Entre os dados que basearam a recomendação do CNJ está um levantamento que mostra que, de 2010 a 2019, o número de magistrados no Brasil cresceu 7,2% (de 16.883 para 18.091), enquanto os casos novos no Poder Judiciário avançaram 26%, passando de 24 milhões a 30,2 milhões por ano.
O TJ-SP quer ainda quer criar mais um cargo, do quinto assistente para os gabinetes.
No início do mês, a corte aumentou a possibilidade de reembolso mensal de auxílio-saúde dos magistrados, de 3% para até 10% do valor dos salários.
Com isso, os limites mensais para os desembargadores, que chegavam a pouco mais de R$ 1.000, podem saltar para mais de R$ 3.500. O pagamento do auxílio é um reembolso que depende da comprovação da despesa pelo magistrado.
Os magistrados têm direito a auxílio-alimentação, férias anuais, licença-prêmio e dias de compensação por cumulação de funções.
Além disso, recebem retroativos, compostos principalmente de equiparações salariais, que são corrigidos pela inflação. Após os salários, essas são as maiores despesas pagas pelo tribunal aos seus integrantes.

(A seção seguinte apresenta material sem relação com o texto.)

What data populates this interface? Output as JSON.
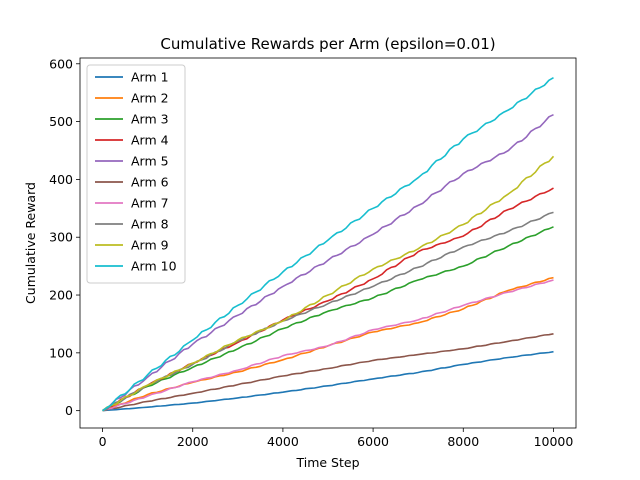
{
  "chart_data": {
    "type": "line",
    "title": "Cumulative Rewards per Arm (epsilon=0.01)",
    "xlabel": "Time Step",
    "ylabel": "Cumulative Reward",
    "xlim": [
      -500,
      10500
    ],
    "ylim": [
      -30,
      610
    ],
    "xticks": [
      0,
      2000,
      4000,
      6000,
      8000,
      10000
    ],
    "yticks": [
      0,
      100,
      200,
      300,
      400,
      500,
      600
    ],
    "grid": false,
    "legend_position": "top-left",
    "x": [
      0,
      1000,
      2000,
      3000,
      4000,
      5000,
      6000,
      7000,
      8000,
      9000,
      10000
    ],
    "series": [
      {
        "name": "Arm 1",
        "color": "#1f77b4",
        "values": [
          0,
          6,
          13,
          22,
          32,
          43,
          55,
          66,
          80,
          92,
          102
        ]
      },
      {
        "name": "Arm 2",
        "color": "#ff7f0e",
        "values": [
          0,
          28,
          49,
          67,
          88,
          112,
          136,
          152,
          176,
          208,
          230
        ]
      },
      {
        "name": "Arm 3",
        "color": "#2ca02c",
        "values": [
          0,
          42,
          75,
          107,
          142,
          172,
          195,
          226,
          250,
          285,
          318
        ]
      },
      {
        "name": "Arm 4",
        "color": "#d62728",
        "values": [
          0,
          44,
          82,
          118,
          157,
          190,
          228,
          275,
          302,
          348,
          385
        ]
      },
      {
        "name": "Arm 5",
        "color": "#9467bd",
        "values": [
          0,
          58,
          115,
          165,
          215,
          260,
          305,
          355,
          410,
          450,
          512
        ]
      },
      {
        "name": "Arm 6",
        "color": "#8c564b",
        "values": [
          0,
          16,
          30,
          45,
          60,
          73,
          87,
          97,
          107,
          120,
          133
        ]
      },
      {
        "name": "Arm 7",
        "color": "#e377c2",
        "values": [
          0,
          25,
          50,
          70,
          95,
          112,
          140,
          157,
          182,
          205,
          226
        ]
      },
      {
        "name": "Arm 8",
        "color": "#7f7f7f",
        "values": [
          0,
          44,
          80,
          120,
          155,
          185,
          215,
          248,
          283,
          310,
          343
        ]
      },
      {
        "name": "Arm 9",
        "color": "#bcbd22",
        "values": [
          0,
          44,
          82,
          122,
          155,
          200,
          245,
          280,
          322,
          375,
          440
        ]
      },
      {
        "name": "Arm 10",
        "color": "#17becf",
        "values": [
          0,
          62,
          122,
          182,
          240,
          295,
          350,
          403,
          470,
          520,
          576
        ]
      }
    ]
  }
}
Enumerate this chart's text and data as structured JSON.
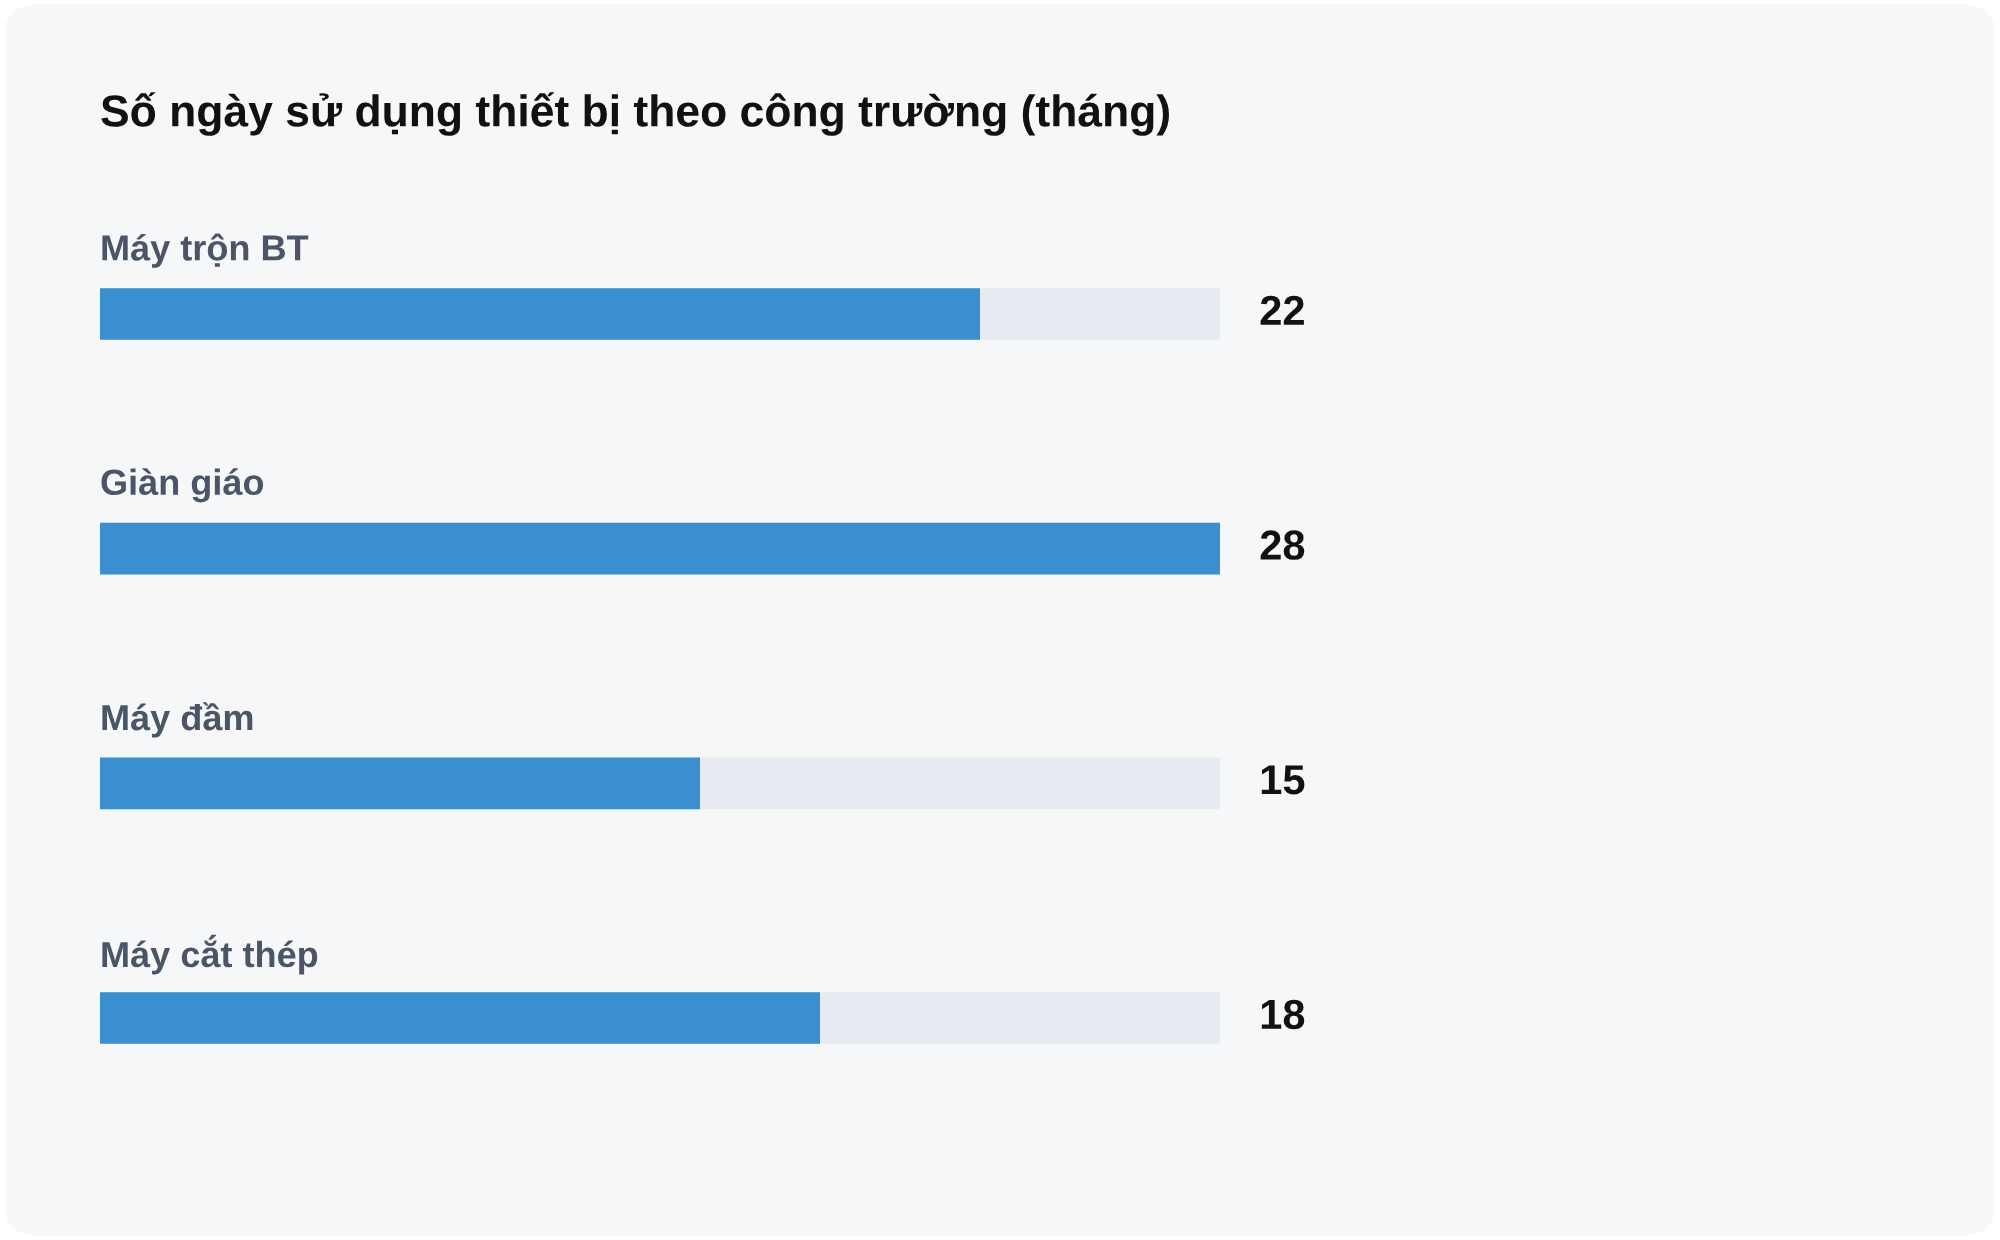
{
  "chart_data": {
    "type": "bar",
    "orientation": "horizontal",
    "title": "Số ngày sử dụng thiết bị theo công trường (tháng)",
    "categories": [
      "Máy trộn BT",
      "Giàn giáo",
      "Máy đầm",
      "Máy cắt thép"
    ],
    "values": [
      22,
      28,
      15,
      18
    ],
    "color": "#3a8fd0",
    "data_labels": true
  }
}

A mudança no auxílio-saúde consta de portaria publicada no dia 10 e assinada pelo novo presidente do TJ, Ricardo Mair Anafe. Ele tomou posse para comandar o maior Tribunal de Justiça do país no biênio 2022-2023 e tinha esse aumento do benefício aos magistrados como promessa de campanha.

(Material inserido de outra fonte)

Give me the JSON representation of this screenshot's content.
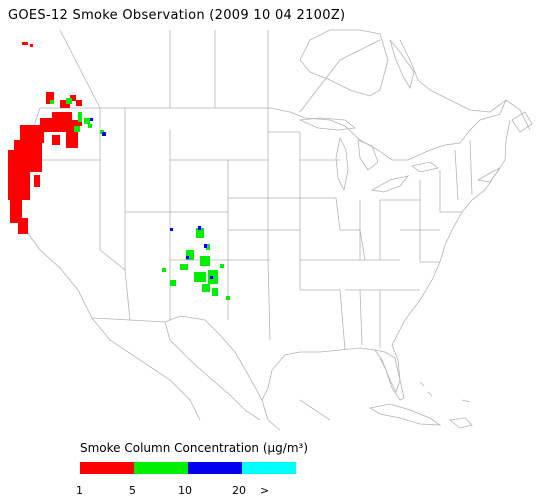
{
  "title": "GOES-12 Smoke Observation (2009 10 04  2100Z)",
  "legend": {
    "title": "Smoke Column Concentration (μg/m³)",
    "segments": [
      {
        "color": "#ff0000"
      },
      {
        "color": "#00ee00"
      },
      {
        "color": "#0000ee"
      },
      {
        "color": "#00ffff"
      }
    ],
    "ticks": [
      "1",
      "5",
      "10",
      "20",
      ">"
    ]
  },
  "colors": {
    "boundary": "#b4b4b4",
    "land_bg": "#ffffff"
  }
}
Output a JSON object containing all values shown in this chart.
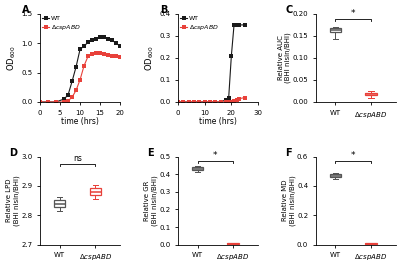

O magistrado assumiu o posto com a corte em situação financeira mais confortável que nas gestões de antecessores.
Antes dele, presidentes enfrentaram restrições devido a uma mudança de cálculo do TCE (Tribunal de Contas do Estado) que pôs a corte sob risco de descumprimento da Lei de Responsabilidade Fiscal.
No ano passado, o TCE flexibilizou um acordo que havia feito com o TJ para que o órgão da Justiça reduzisse progressivamente o percentual de suas despesas com pessoal até 2021. O prazo para que esse ajuste chegue ao fim passou para 2023.
Apesar dos problemas financeiros, o órgão frequentemente chama a atenção pelos gastos. Algumas vezes, após repercussão negativa, acaba recuando.
Por exemplo, a Folha mostrou que até o ano passado o tribunal usava uma verba reservada a situações urgentes e imprevisíveis para comprar petiscos e outras regalias aos seus 360 desembargadores.
A chamada “verba de adiantamento” vinha sendo usada pelo tribunal para fazer compras que incluíam produtos como queijo maasdam holandês (R$ 67,90 o quilo) e salame hamburguês Di Callani (R$ 60,25 o quilo), além de frutas como kiwi gold (R$ 59,99 o quilo).
Após reprimenda do TCE, no entanto, a corte informou internamente que deixaria de fornecer lanches a gabinetes de desembargadores por meio desta verba.
Em 2019, a construção de um prédio bilionário para abrigar gabinetes de desembargadores acabou suspensa após a repercussão negativa.
No ano seguinte, o órgão anunciou que daria prêmio de até R$ 100 mil para desembargadores julgarem processos durante a crise. Após a divulgação, o CNJ foi acionado e o órgão decidiu suspender a medida.